Zum Inhalt springen
Startseite » Besuch des Tages der offenen Tür: Überbetriebliche Lehre Elektrotechnik @BFI Wien

Besuch des Tages der offenen Tür: Überbetriebliche Lehre Elektrotechnik @BFI Wien

Am 04.03.2026 fand der diesjährige Tag der offenen Tür am Ausbildungsstandort Johann-Hoffmann-Platz 9, 1120 Wien im Bereich der Überbetrieblichen Lehrausbildung Elektrotechnik am BFI Wien statt. Die Begeisterung unter den IT-SchülerInnen der 1BDV war spürbar. Es war eine einmalige Gelegenheit, mehr über diesen zukunftsorientierten Beruf, das Bewerbungsprozedere und die Ausbildung zu erfahren.

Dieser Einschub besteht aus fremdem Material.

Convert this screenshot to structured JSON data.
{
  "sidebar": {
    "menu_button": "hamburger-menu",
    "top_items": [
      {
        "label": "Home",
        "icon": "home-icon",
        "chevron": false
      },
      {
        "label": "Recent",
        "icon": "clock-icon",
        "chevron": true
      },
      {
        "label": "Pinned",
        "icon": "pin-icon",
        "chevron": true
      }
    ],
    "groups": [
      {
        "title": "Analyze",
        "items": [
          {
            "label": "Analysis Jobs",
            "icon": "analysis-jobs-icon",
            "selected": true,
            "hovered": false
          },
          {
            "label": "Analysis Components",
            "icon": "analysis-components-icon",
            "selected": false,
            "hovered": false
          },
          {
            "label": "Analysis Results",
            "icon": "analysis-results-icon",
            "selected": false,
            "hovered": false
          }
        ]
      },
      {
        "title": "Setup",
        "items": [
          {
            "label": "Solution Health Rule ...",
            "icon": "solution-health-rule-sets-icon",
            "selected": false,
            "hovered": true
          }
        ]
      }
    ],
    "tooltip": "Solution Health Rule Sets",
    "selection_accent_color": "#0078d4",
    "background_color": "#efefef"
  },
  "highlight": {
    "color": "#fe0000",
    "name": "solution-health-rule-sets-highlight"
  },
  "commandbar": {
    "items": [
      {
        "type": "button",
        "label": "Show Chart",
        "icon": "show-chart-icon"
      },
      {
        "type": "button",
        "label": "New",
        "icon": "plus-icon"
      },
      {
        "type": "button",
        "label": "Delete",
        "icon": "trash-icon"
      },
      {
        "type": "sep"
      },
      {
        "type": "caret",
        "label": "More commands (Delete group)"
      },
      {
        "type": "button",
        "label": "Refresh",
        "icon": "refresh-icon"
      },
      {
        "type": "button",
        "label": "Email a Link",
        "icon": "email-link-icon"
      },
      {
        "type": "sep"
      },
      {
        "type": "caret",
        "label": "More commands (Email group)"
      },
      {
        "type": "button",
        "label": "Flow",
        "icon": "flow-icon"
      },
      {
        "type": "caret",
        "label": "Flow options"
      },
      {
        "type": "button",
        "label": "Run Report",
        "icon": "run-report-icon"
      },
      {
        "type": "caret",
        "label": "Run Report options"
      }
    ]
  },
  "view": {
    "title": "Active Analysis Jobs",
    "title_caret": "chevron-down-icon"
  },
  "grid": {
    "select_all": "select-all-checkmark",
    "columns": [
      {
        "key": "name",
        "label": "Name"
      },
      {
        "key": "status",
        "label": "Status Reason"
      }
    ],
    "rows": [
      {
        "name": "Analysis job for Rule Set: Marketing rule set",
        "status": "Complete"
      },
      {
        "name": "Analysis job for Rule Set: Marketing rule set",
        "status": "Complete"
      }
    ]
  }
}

Am Standort wurden mehrere Workshops, Präsentationen und Live-Demonstrationen im Stationenbetrieb angeboten. Die Lehrlinge der Überbetrieblichen Lehre führten die SchülerInnen der IT-Schule der HAK/HAS BFI-Wien durch die modernen Labore, in denen sie an realen Projekten arbeiteten (unter anderem Mikrocontroller, Roboter etc.). Die Lehrlinge zeigten eindrucksvoll, was man im Verlauf der Ausbildung lernt. Im anregenden und praktischen Diskurs wurde Fachwissen zwischen den IT-KursteilnehmerInnen aus beiden Ausbildungsschienen ausgetauscht.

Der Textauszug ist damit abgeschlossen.